In our experiment, we shall use a pair of interferometers, one for the electrons (e-) that are produced, another (which is identical to the first) for the positrons (e+). One such interferometer is shown below:

A single interferometer

This is the one we shall use for the positron, as indicated by the + symbols. The positron beam is split into two by a beam splitter (BS) labelled BS1+. In the case of light this would consist of a half-silvered mirror that reflects half of the light whilst allowing the rest through. For charged particles we can use electrostatic deflectors. Each beam then bounces off a 'mirror' (such as a positively charged sheet) and the two sub-beams are recombined at a second beam-splitter (BS2+) before arriving at two detectors (A+ and B+). The arrows indicate the beam directions. The interferometer used for the electrons is identical, but with negative labels. Both are shown below:

Two non-overlapping interferometers

It is possible to adjust the path-lengths of the two sub-beams (between BS1 and BS2) such that only the A-detectors (A+ and A-) will detect particles - particles headed for the B-detectors cancel by destructive interference (even a single particle, acting like a wave, can interfere with itself!). We shall fire a large number of electron-positron pairs into this system, one at a time. Whether each particle takes the inner or outer path is determined probabilistically - that is there is an equal chance that each particle will follow the inner path as the outer path and there is no way to predict this, other than to say that each path will be taken 50% of the time on average. What happens if we overlap the two interferometers such that their paths cross and interfere? Electrons and positrons will annihilate when they meet. As shown in the diagram below, we have overlapped the inner arms or paths of the two interferometers, leaving the outer paths as non-overlapping. This has two effects: 1) if the electron and positron both take the overlapping paths, then they will meet and destroy one-another. 2) Additionally, we can arrange things so that the paths interfere with one-another, whenever one of the particles is one of the overlapping paths, such that the self-interference of each particle is removed, allowing each particle, in principle, to reach the B-detector. E.g., if the electron is in the overlapping arm, it can interfere with the positron in such a way as to stop the positron interfering with itself, allowing the positron to reach detector B+.

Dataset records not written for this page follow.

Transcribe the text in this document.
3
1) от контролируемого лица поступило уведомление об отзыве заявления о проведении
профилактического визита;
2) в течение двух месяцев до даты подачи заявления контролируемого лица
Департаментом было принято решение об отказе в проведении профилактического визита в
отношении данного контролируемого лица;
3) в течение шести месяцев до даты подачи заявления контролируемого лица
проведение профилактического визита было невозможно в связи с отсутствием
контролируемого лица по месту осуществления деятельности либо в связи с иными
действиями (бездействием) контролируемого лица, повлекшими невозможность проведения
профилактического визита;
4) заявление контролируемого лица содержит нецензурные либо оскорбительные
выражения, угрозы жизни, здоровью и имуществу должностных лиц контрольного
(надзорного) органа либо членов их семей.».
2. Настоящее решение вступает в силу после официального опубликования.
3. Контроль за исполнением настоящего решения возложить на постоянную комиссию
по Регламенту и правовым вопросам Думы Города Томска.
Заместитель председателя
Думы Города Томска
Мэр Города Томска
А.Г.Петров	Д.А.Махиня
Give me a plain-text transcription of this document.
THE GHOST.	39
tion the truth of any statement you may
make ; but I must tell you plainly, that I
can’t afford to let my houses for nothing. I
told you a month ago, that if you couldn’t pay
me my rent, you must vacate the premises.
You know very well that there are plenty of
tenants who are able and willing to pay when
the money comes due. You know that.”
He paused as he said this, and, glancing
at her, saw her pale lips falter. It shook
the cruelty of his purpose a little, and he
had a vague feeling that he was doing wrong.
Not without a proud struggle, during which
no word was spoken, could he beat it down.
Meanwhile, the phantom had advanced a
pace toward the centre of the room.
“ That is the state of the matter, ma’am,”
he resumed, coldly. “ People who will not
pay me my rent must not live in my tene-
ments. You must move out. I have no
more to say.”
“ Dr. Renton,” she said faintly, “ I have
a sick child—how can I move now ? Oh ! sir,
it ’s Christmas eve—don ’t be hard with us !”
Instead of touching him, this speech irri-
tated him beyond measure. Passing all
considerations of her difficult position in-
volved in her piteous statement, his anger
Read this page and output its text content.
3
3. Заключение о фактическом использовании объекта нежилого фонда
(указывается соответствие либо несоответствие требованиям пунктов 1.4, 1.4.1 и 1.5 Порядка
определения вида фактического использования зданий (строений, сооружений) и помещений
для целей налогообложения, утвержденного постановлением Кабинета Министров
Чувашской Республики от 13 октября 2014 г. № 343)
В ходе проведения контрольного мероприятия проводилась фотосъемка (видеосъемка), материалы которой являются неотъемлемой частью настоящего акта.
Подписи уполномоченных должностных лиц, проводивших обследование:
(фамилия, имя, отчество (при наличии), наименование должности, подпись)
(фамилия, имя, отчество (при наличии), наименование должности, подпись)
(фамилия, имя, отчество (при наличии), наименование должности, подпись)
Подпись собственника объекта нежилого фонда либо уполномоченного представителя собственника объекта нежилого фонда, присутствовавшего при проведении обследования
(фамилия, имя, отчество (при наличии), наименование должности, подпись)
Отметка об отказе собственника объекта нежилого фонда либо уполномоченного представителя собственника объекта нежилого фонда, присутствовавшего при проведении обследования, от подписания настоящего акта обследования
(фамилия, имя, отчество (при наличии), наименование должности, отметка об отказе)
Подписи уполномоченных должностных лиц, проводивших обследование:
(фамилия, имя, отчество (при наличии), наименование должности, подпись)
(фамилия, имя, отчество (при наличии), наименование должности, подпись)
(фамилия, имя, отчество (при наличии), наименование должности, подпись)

What we would expect to happen?

  • We might expect the positron to always arrive at the B+ detector whenever the electron arrives at the A-

  • We might expect the positron to arrive at the A+ detector whenever the electron arrives at the B- detector.

  • We might not expect the positron to arrive at detector A+ whenever the electron arrives at A- as then the two should have crossed and annihilated instead!

  • Suppose the electron arrives at B- and the positron at B+ ( a B+B- coincidence detection). We might suppose that the electron must have been in the overlapping arm, otherwise there would be no interference to offset the self-destructive interference of the positron. If the electron was not in the overlapping arm then the positron can not reach detector B+ (as was the case when the interferometers never overlapped).

  • Similarly, when the electron arrives at B- and the positron at B+, we suppose that the positron must have been in the overlapping arm, otherwise it could not have interfered with the electron so as to prevent its destructive self-interference and so allow it to reach B-.

This then is the paradox: How can we have a B+B- coincidence detection in the first place, as both particles would have to have been in the overlapping arms and so should have annihilated one-another resulting in no detection at all.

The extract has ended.